Buna karşın emperyalist ve gerici propagandanın kendiyle çelişen, kendi propagandalarını boşa çıkaran analizleri ve sunmak zorunda kaldıkları ciddi veriler de mevcuttur. Keza, SSCB arşivlerinde ortaya çıkmaya devam eden bir dizi yeni belge ve veri de emperyalist, Troçkist, Kruşçevci sahtekarlığı ortaya çıkarmaya devam etmektedir. Özellikle ''bilim namusu''na, ''aydın onuru''na bağlı kalarak arşiv çalışması yapan aydınların ortaya çıkarmaya devam ettikleri yeni veriler burjuva ve burjuva revizyonist propagandayı teşhir etmeye devam etmektedir. Bu çalışmaları yapanların bir kısmı herhangi bir şekilde komünist, devrimci, sosyalizmi benimseyen insanlar da değil. Bu bağlamda, sosyalist olmayan bir tarihçi olan Yuriy Jukov'un ''Öteki Stalin'' kitabını incelemek oldukça yararlı ve gereklidir. Keza, Grover Furr'un Türkiye'de de yayınlanmış kitaplarının, makalelerin incelenmesi oldukça önemlidir. Her iki yazarın SSCB arşivlerine dayanarak yeni verilerle şekillendirdikleri çalışmalarının incelenmesi yaşamsal öneme sahiptir.

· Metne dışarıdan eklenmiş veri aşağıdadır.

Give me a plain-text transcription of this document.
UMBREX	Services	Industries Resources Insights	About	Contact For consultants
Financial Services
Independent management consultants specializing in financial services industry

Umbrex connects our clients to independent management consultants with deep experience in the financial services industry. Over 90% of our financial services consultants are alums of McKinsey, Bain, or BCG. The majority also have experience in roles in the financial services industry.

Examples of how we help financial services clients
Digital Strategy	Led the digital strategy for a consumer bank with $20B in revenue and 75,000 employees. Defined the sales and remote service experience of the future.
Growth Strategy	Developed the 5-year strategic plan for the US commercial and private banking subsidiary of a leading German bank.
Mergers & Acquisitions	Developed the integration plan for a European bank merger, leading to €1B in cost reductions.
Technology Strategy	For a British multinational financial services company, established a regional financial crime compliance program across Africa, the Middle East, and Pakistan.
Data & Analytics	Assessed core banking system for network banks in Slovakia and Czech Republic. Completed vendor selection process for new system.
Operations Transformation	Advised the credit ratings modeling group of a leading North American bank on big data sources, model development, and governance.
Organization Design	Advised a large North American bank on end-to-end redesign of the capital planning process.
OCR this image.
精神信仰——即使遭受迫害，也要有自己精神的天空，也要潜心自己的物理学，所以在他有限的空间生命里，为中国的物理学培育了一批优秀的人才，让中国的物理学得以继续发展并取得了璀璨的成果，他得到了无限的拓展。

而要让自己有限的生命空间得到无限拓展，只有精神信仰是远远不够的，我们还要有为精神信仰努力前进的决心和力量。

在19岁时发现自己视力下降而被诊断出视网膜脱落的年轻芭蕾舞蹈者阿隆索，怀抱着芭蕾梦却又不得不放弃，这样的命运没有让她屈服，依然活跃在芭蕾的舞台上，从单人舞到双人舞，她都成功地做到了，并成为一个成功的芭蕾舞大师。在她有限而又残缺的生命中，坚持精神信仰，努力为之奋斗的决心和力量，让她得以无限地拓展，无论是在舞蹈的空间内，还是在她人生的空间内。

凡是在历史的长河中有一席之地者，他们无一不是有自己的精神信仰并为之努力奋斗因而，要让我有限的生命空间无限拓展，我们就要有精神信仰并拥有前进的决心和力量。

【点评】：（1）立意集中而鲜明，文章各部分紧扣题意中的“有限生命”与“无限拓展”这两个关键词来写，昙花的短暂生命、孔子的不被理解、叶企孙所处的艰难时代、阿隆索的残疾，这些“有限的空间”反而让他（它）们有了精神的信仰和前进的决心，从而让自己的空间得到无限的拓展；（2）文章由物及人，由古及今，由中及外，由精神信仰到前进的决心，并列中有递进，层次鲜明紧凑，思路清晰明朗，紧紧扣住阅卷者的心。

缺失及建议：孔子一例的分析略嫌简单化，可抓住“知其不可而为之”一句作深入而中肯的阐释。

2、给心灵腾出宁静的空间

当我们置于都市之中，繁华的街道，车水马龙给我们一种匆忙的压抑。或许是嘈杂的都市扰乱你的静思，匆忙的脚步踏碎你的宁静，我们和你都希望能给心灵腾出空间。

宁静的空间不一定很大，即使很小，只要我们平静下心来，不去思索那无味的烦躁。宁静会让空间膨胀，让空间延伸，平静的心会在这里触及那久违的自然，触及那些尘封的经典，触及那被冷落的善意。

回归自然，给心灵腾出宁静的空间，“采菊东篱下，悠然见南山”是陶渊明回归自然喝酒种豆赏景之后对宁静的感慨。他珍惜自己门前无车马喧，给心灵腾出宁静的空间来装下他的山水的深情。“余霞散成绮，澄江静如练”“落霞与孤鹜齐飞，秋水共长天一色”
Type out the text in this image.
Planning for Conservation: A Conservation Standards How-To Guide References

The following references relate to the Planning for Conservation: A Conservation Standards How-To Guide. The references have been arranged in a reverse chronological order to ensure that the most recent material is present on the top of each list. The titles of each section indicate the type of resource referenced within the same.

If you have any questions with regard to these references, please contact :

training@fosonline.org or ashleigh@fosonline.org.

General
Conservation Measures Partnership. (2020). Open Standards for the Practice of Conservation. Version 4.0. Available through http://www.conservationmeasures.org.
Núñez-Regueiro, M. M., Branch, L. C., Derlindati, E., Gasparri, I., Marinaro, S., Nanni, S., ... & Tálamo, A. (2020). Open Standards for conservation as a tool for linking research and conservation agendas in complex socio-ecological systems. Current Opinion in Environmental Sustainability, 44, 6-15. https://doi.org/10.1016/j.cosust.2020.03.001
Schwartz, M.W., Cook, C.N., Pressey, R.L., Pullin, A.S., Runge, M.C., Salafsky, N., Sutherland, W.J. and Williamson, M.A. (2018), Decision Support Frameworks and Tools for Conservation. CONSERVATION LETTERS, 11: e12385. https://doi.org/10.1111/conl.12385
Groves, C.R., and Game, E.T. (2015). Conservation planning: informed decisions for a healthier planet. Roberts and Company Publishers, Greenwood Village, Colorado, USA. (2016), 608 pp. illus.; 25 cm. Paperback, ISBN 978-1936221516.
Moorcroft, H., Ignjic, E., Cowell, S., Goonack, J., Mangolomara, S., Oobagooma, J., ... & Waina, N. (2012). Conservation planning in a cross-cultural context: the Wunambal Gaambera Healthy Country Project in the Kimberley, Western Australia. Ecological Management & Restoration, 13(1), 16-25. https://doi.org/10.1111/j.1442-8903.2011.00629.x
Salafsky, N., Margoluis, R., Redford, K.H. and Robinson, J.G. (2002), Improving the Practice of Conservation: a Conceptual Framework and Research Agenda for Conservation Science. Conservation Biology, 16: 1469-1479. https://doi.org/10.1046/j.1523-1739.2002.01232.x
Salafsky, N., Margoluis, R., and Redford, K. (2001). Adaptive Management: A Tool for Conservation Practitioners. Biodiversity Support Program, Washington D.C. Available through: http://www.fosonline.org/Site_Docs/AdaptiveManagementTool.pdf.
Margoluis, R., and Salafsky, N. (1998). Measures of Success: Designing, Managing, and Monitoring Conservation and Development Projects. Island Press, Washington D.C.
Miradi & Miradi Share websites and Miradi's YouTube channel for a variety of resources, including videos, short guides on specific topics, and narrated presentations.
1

2018 yılında çevirisi A. Erdoğan tarafından yapılan, “Bir muhalifin pişmanlığı: Alexander Zinoviev Stalin ve SSCB'nin dağılması üzerine” başlıklı makaleden bazı pasajları birlikte okuyalım;
''Zinovyev bir komünist ya da bir Marksist-Leninist değildi. Ancak SSCB'de sosyalizmin yıkılmasından sonra, sosyalist sistemin başarılarının sadık bir destekçisi oldu. Problemlerine ve verimsizliğine rağmen, sosyalist sistemin kapitalizmin barbarlığından çok daha insani olduğunu fark etti.
Fransız Figaro dergisinde (1999) yaptığı röportajdan bazı ilginç yorumlar:
“Ben zaten daha on yedi yaşında onaylanmış anti-Stalinistdim... Stalin'i öldürme fikri düşüncelerimi ve duygularımı doldurdu …. Saldırının 'teknik' olasılıklarını inceledik …. Hatta pratik yaptık. Eğer 1939'da beni ölüme mahkûm etselerdi, kararları adil olurdu. Stalin'i öldürmek için bir plan yapmıştım; Bu bir suç değil miydi? Stalin hala hayatta iken, şeyleri farklı gördüm, ama bu yüzyıla geri baktığım zaman, Stalin'in bu yüzyılın en büyük kişiliği, en büyük politik dahisi olduğunu söyleyebilirim. Birisi hakkında bilimsel bir tavır benimsemek, kişinin kişisel tutumundan oldukça farklıdır.” (TeorikYazılar Arşivi- Bkz. Internet)
Ama siz bu samimi itirafların dile getirdiği gerçekleri burjuva ve burjuva revizyonist, Troçkist ve Kruşçevci ''saygın'' entelektüellerin, ''Batının saygın üniversiteleri''nin incelemelerinde ve açıklamalarında bulamazsınız. Bulamazsınız çünkü, burjuva sınıf çıkarları bunu gerektirmektedir. Hatta en ikiyüzlü manevralardan birini yaparak, (tıpkı Buharin örneğinde olduğu gibi) adamın açık açık söylediği sözleri, ''Hayır o, o nu yanlış anladınız, anlıyorsunuz, aslında o ezop dilini kullanarak, gerçekte Stalin'i, Stalinizm'i mahkum ediyor, böyle değilse buyrun kanıtlayın'' diyebilirsiniz. Ne de olsa dilin kemiği yok!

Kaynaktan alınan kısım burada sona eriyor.